Delante de uno de los centinelas no había nada a la vista; la vía férrea se internaba en un bosque a un centenar de yardas; después, trazando una curva, desaparecía. Un poco más lejos, sin duda, estaba un puesto de avanzada. En la orilla, un campo abierto subía en suave pendiente hasta una empalizada de troncos verticales con troneras para los fusiles y una sola abertura por la cual salía la boca de un cañón de bronce que dominaba el puente. A media distancia de la colina entre el puente y el fortín estaban los espectadores: una compañía de soldados de infantería, en posición de descanso, es decir con la culata de los fusiles en el suelo, el caño ligeramente inclinado hacia atrás contra el hombro derecho, las manos cruzadas sobre la caja.

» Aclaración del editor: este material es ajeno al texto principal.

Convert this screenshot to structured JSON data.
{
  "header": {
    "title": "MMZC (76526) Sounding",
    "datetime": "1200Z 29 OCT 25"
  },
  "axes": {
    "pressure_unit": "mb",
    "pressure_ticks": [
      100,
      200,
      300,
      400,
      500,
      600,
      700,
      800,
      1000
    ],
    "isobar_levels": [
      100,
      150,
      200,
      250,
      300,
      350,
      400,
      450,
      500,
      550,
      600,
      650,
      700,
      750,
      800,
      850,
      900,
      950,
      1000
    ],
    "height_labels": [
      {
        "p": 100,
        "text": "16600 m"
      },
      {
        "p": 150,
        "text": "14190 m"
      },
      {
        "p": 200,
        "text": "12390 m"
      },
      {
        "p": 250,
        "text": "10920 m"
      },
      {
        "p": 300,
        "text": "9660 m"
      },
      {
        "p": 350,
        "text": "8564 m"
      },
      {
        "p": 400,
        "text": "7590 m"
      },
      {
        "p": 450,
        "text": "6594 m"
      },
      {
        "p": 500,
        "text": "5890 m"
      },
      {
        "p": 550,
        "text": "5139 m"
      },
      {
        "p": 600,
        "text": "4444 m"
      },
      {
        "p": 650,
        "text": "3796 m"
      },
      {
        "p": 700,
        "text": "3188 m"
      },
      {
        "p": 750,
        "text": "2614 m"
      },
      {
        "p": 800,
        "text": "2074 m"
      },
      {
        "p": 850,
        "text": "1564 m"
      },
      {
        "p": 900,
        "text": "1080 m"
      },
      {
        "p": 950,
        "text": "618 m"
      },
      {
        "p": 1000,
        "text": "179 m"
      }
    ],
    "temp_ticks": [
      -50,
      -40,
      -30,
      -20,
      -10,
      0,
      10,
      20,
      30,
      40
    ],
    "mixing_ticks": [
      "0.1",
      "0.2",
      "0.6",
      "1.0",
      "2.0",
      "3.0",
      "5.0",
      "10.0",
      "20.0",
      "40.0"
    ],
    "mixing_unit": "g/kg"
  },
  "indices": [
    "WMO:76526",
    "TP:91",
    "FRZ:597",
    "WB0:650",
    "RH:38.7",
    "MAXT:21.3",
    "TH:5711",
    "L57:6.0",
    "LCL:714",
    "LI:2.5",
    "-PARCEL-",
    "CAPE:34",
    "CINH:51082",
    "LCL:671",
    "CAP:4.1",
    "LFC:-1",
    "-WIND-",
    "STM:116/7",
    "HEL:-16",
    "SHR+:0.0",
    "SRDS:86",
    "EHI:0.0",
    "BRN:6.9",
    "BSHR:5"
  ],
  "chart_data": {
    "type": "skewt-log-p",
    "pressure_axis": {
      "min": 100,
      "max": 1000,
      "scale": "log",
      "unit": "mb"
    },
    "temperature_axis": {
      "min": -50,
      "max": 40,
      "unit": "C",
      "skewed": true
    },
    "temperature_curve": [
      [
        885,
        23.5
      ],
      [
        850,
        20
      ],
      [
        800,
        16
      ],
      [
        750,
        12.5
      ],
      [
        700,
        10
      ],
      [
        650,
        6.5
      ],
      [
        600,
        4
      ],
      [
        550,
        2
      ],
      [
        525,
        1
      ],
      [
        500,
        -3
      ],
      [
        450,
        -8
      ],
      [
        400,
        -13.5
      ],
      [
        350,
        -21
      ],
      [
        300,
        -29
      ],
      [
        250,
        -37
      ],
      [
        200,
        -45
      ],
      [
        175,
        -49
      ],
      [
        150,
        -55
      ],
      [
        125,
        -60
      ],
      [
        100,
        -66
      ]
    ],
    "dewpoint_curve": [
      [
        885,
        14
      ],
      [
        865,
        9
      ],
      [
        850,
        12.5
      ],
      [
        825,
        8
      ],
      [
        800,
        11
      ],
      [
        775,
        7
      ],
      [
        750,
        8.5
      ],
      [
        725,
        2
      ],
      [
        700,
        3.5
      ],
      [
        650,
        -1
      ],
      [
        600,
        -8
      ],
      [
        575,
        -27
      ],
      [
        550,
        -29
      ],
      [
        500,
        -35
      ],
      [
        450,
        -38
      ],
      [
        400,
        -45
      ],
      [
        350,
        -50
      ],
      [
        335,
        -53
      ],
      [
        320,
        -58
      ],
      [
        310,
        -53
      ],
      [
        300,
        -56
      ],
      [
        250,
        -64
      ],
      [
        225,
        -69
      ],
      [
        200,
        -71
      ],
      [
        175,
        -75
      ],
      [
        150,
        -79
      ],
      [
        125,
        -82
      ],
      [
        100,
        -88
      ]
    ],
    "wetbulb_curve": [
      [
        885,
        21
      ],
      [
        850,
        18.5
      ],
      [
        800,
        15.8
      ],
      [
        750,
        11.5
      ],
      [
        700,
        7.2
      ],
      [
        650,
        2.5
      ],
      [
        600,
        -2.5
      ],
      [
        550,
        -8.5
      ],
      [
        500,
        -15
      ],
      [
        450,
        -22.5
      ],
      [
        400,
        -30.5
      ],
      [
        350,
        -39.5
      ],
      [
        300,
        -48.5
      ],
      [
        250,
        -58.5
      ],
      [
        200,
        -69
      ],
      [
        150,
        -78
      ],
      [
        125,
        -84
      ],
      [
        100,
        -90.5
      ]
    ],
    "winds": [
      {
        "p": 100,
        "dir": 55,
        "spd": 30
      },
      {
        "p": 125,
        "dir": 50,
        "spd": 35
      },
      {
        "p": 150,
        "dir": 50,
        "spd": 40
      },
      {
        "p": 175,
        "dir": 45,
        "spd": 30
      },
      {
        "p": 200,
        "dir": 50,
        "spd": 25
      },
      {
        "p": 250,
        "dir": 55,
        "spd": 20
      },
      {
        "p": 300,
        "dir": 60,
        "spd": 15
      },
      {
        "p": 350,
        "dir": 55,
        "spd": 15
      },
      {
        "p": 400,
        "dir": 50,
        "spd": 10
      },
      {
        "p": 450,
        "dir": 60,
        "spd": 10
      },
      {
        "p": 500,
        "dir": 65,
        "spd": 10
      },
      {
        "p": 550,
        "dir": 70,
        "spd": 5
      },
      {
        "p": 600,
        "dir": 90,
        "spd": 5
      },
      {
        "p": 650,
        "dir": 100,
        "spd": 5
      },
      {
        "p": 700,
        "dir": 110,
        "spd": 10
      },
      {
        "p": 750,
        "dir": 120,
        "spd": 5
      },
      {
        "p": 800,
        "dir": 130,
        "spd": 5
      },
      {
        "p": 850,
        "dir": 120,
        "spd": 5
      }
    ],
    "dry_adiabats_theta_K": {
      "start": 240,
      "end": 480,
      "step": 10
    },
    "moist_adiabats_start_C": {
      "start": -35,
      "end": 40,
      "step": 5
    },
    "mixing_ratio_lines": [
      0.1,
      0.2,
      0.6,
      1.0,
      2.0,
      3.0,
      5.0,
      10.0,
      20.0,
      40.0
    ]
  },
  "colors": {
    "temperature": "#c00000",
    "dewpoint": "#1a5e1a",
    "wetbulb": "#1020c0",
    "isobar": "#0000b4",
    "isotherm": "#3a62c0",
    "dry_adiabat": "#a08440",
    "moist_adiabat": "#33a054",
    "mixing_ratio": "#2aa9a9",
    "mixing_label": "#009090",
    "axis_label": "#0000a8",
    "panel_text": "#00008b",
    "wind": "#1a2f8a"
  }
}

A la derecha de la línea de soldados estaba un teniente, con la punta del sable tocando tierra, la mano derecha encima de la izquierda. Excepto los tres ejecutores y el condenado en el medio del puente, nadie se movía. La compañía de soldados, frente al puente, miraba fijamente, hierática. Los centinelas, frente a las márgenes del río, podían haber sido estatuas que adornaban el puente. El capitán, con los brazos cruzados, silencioso, observaba el trabajo de sus subordinados sin hacer el menor gesto. Cuando la muerte anuncia su llegada, debe ser recibida con ceremoniosas muestras de respeto, hasta por los más familiarizados con ella. Para este dignatario, según el código de la etiqueta militar, el silencio y la inmovilidad son formas de la cortesía.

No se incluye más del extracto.